Also, please remember that the timetables of death in many of the older books are bad guesses at best. Unless someone is going to do Nazi-type experiments of adrenalized, determined attackers and actually kill the test subjects, you'll never be able to get past the bad guess stage.
Everyone here has probably heard about the Miami Massacre or other famous instances of people who recieved injuries that should of been almost immediately fatal, but they fight on, maybe they live, maybe they die, but lots of times the guy getting shot/stabbed hasn't read the anatomy book or the ballistics tests.
As Hock has said at several seminars, some folks are just built a little different. There is an extremely rare condition where the heart is on the wrong side of the chest. Or maybe they have scar tissue, dense muscle, or that vein or nerve you are targeting ain't where the anatomy chart said it was. Maybe they have lots of blubber and your four inch knife doesn't even stab past it when you execute your number five thrust to the gut. Maybe you are facing some big boned good ol' boy and the .45ACP slugs you are shooting at him feel to him like .25ACP would to someone your own size...

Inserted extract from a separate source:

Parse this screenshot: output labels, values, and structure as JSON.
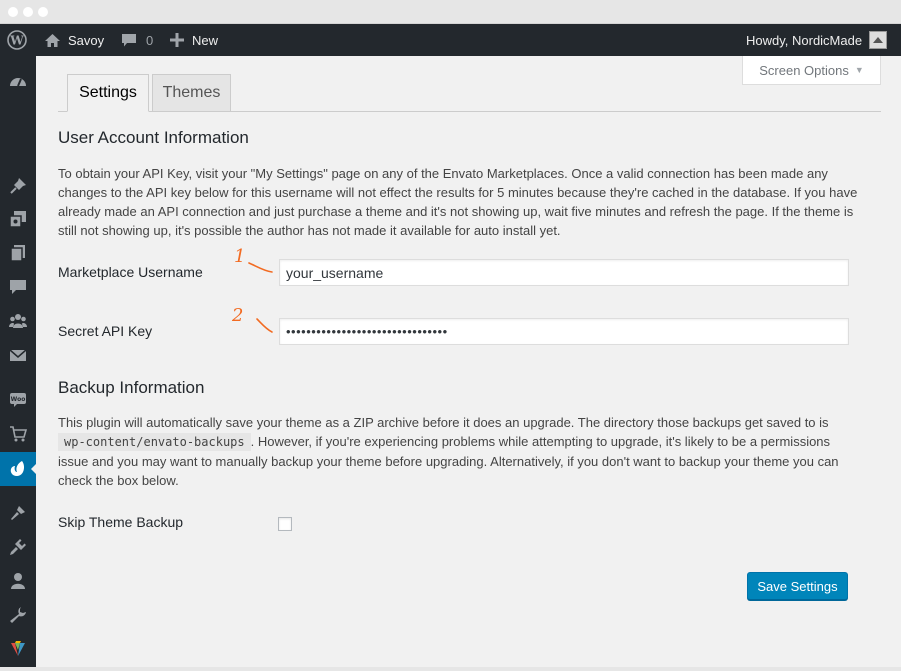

A knowledge of anatomy though is a useful thing, for it will make you better at both healing and hurting. Get with a physical therapist, sports trainer, orthopedic surgeon and together with their knowledge and your own common sense experience, learn what MIGHT happen when the muscular-skeletal system is dynamically altered

. Get with a trauma surgeon, experienced combat Corpsman, Paramedics, etc. and pick their brains for annecdotal and clinical evidence of how fast bleedouts occur and the level of incapacitation from the injuries they have seen. Watch those horrendous Discovery Health channel programs where the subject is "World's most devestating injuries".